Mize packed up his wife and kids and moved back home.
“I kind of took a step back from that and started to just enjoy it and have fun," he says. "I mean I did this because I love it. So moving home to Kansas and everything has been instrumental in that.”
The results have been tremendous. On Spotify, Mize notches over one million monthly listeners, about 20 percent of what a superstar like Kenny Chesney gets but with just a fraction of the touring success and radio hits. "Better Off Gone" took off as he was moving out of Nashville, and to date, it's been streamed over 60 million times on the platform. This led to more tour dates, more commitments and more chances to practice saying "No," something he recognized he needed to do to keep that long-sought balance. Still, a packed (if well-manicured) schedule meant this album was recorded in bits and pieces. He'd drop a single here and a single there until he looked up and noticed it all kind of fit.
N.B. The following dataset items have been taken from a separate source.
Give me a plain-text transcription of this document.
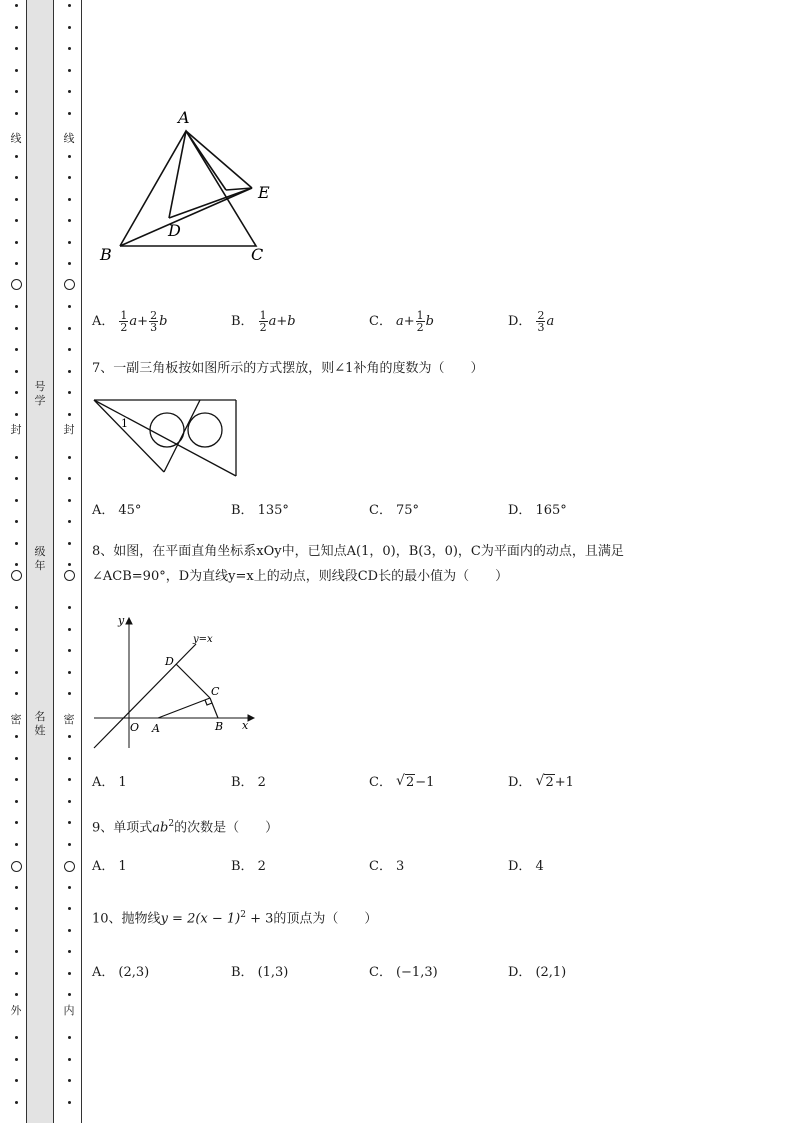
线
封
密
外
号
学
级
年
名
姓
线
封
密
内
A
B	C
D
E
A． $\frac{1}{2} a+ \frac{2}{3}$ b	B． $\frac{1}{2} a+b$	C． $a+ \frac{1}{2}$ b	D． $\frac{2}{3}$ a
7、一副三角板按如图所示的方式摆放，则∠1补角的度数为（　　）
A． 45°	B． 135°	C． 75°	D． 165°
8、如图，在平面直角坐标系xOy中，已知点A(1，0)，B(3，0)，C为平面内的动点，且满足
∠ACB=90°，D为直线y=x上的动点，则线段CD长的最小值为（　　）
A． 1	B． 2	C． √ 2−1	D． √ 2+1
9、单项式$ab^2$的次数是（　　）
A． 1	B． 2	C． 3	D． 4
10、抛物线$y = 2(x - 1)^2 + 3$的顶点为（　　）
A． (2,3)	B． (1,3)	C． (−1,3)	D． (2,1)
1
y
x
y=x
O A	B
C
D
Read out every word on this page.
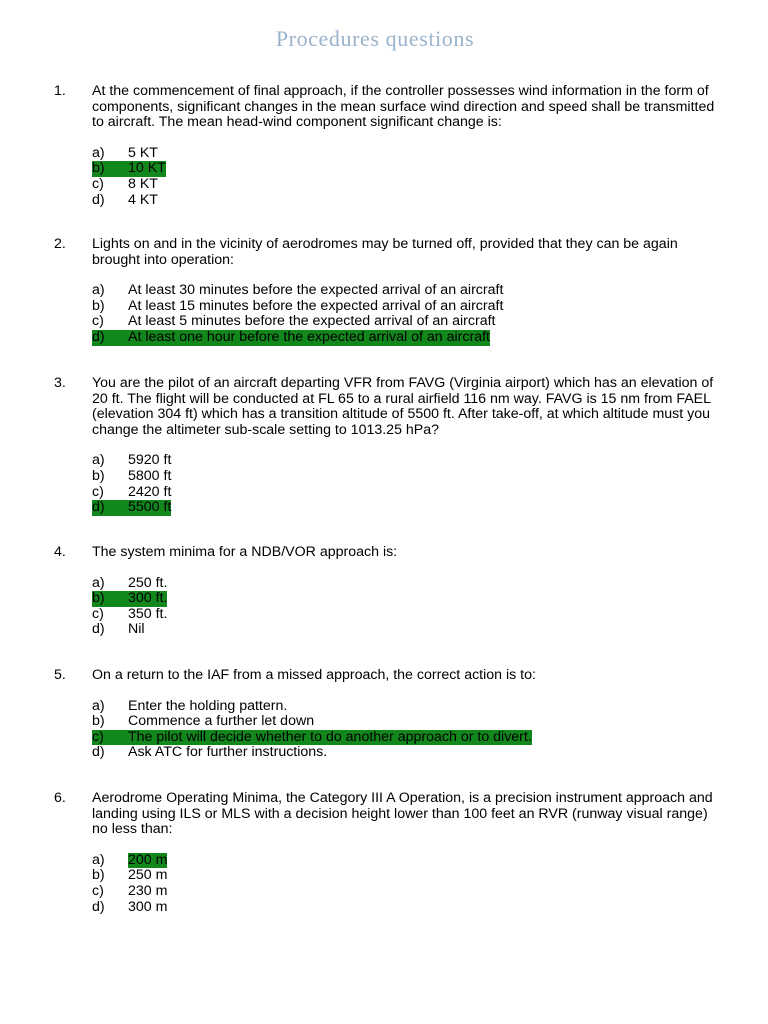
Procedures questions
1. At the commencement of final approach, if the controller possesses wind information in the form of components, significant changes in the mean surface wind direction and speed shall be transmitted to aircraft. The mean head-wind component significant change is:
a)	5 KT
b)	10 KT
c)	8 KT
d)	4 KT
2. Lights on and in the vicinity of aerodromes may be turned off, provided that they can be again brought into operation:
a)	At least 30 minutes before the expected arrival of an aircraft
b)	At least 15 minutes before the expected arrival of an aircraft
c)	At least 5 minutes before the expected arrival of an aircraft
d)	At least one hour before the expected arrival of an aircraft
3. You are the pilot of an aircraft departing VFR from FAVG (Virginia airport) which has an elevation of 20 ft. The flight will be conducted at FL 65 to a rural airfield 116 nm way. FAVG is 15 nm from FAEL (elevation 304 ft) which has a transition altitude of 5500 ft. After take-off, at which altitude must you change the altimeter sub-scale setting to 1013.25 hPa?
a)	5920 ft
b)	5800 ft
c)	2420 ft
d)	5500 ft
4. The system minima for a NDB/VOR approach is:
a)	250 ft.
b)	300 ft.
c)	350 ft.
d)	Nil
5. On a return to the IAF from a missed approach, the correct action is to:
a)	Enter the holding pattern.
b)	Commence a further let down
c)	The pilot will decide whether to do another approach or to divert.
d)	Ask ATC for further instructions.
6. Aerodrome Operating Minima, the Category III A Operation, is a precision instrument approach and landing using ILS or MLS with a decision height lower than 100 feet an RVR (runway visual range) no less than:
a)	200 m
b)	250 m
c)	230 m
d)	300 m
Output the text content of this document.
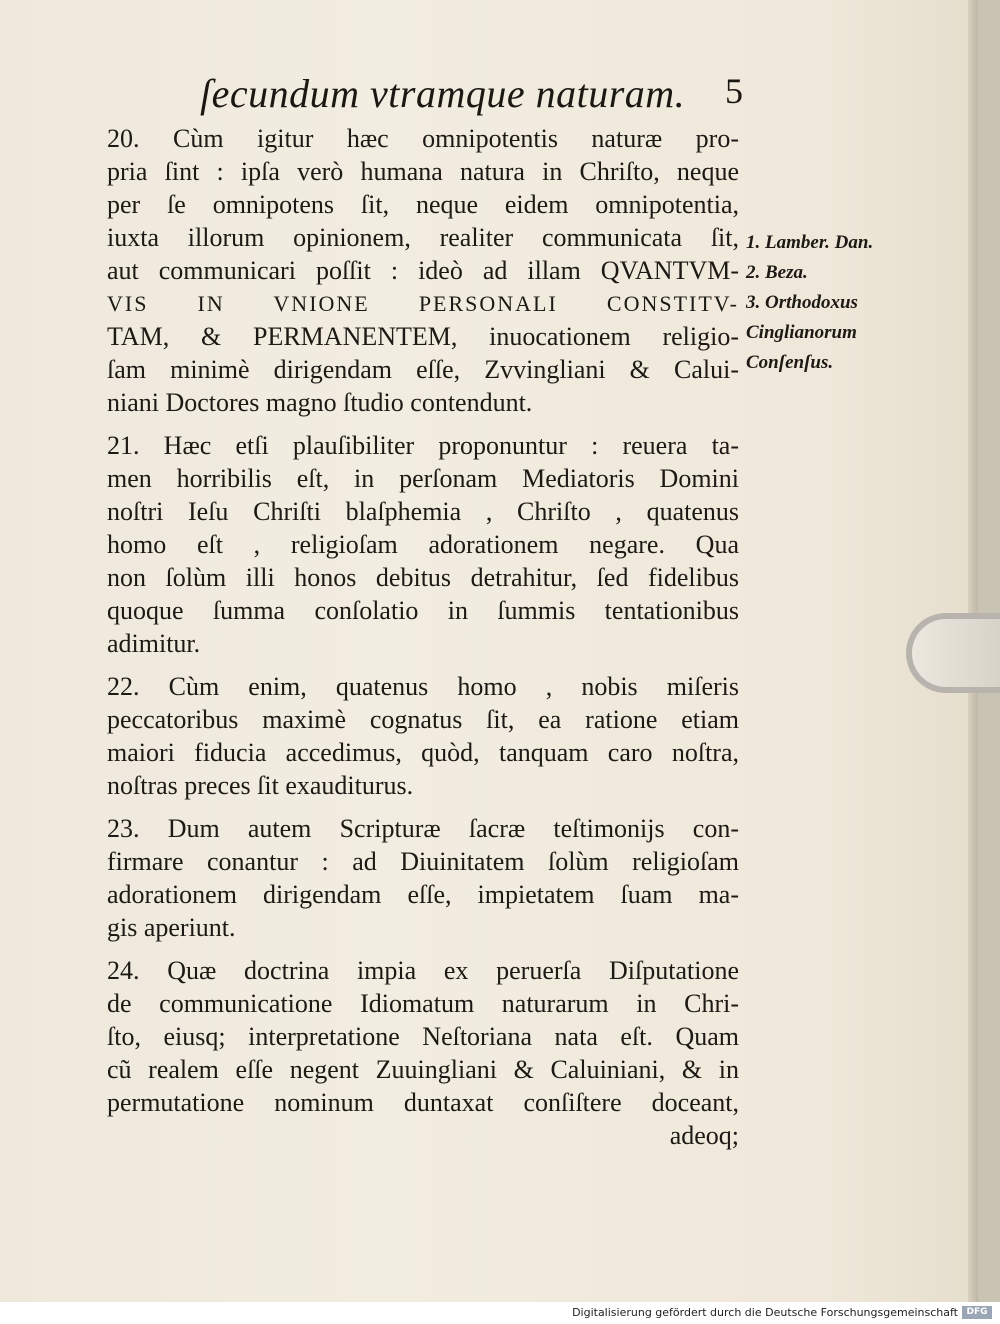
ſecundum vtramque naturam. 5
20. Cùm igitur hæc omnipotentis naturæ pro-
pria ſint : ipſa verò humana natura in Chriſto, neque
per ſe omnipotens ſit, neque eidem omnipotentia,
iuxta illorum opinionem, realiter communicata ſit,
aut communicari poſſit : ideò ad illam QVANTVM-
VIS IN VNIONE PERSONALI CONSTITV-
TAM, & PERMANENTEM, inuocationem religio-
ſam minimè dirigendam eſſe, Zvvingliani & Calui-
niani Doctores magno ſtudio contendunt.
21. Hæc etſi plauſibiliter proponuntur : reuera ta-
men horribilis eſt, in perſonam Mediatoris Domini
noſtri Ieſu Chriſti blaſphemia , Chriſto , quatenus
homo eſt , religioſam adorationem negare. Qua
non ſolùm illi honos debitus detrahitur, ſed fidelibus
quoque ſumma conſolatio in ſummis tentationibus
adimitur.
22. Cùm enim, quatenus homo , nobis miſeris
peccatoribus maximè cognatus ſit, ea ratione etiam
maiori fiducia accedimus, quòd, tanquam caro noſtra,
noſtras preces ſit exauditurus.
23. Dum autem Scripturæ ſacræ teſtimonijs con-
firmare conantur : ad Diuinitatem ſolùm religioſam
adorationem dirigendam eſſe, impietatem ſuam ma-
gis aperiunt.
24. Quæ doctrina impia ex peruerſa Diſputatione
de communicatione Idiomatum naturarum in Chri-
ſto, eiusq; interpretatione Neſtoriana nata eſt. Quam
cũ realem eſſe negent Zuuingliani & Caluiniani, & in
permutatione nominum duntaxat conſiſtere doceant,
adeoq;
1. Lamber. Dan.
2. Beza.
3. Orthodoxus
Cinglianorum
Conſenſus.
Digitalisierung gefördert durch die Deutsche Forschungsgemeinschaft DFG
Still That Kid (Big Yellow Dog) also features collaborations with Willie Jones, Alexandra Kay, Donovan Woods and Clare Dunn, an Eastern Montana-raised singer and songwriter whose story is similar to Mize's. Each was chosen because they fit, and because he's a fan. That chemistry percolates on "Get 'Em Together" (with Dunn) and "I Ain't Gotta Grow Up" (with Jones).
“I think it’s a really good way to capture an era," he says of album making in a digital era. "Everybody moves through phases. I definitely move through phases where I’m writing a certain type of song or gravitating toward a certain type of song.”
But now he's done with that phase and ready to move on to something different. This time he won't have to pack any boxes.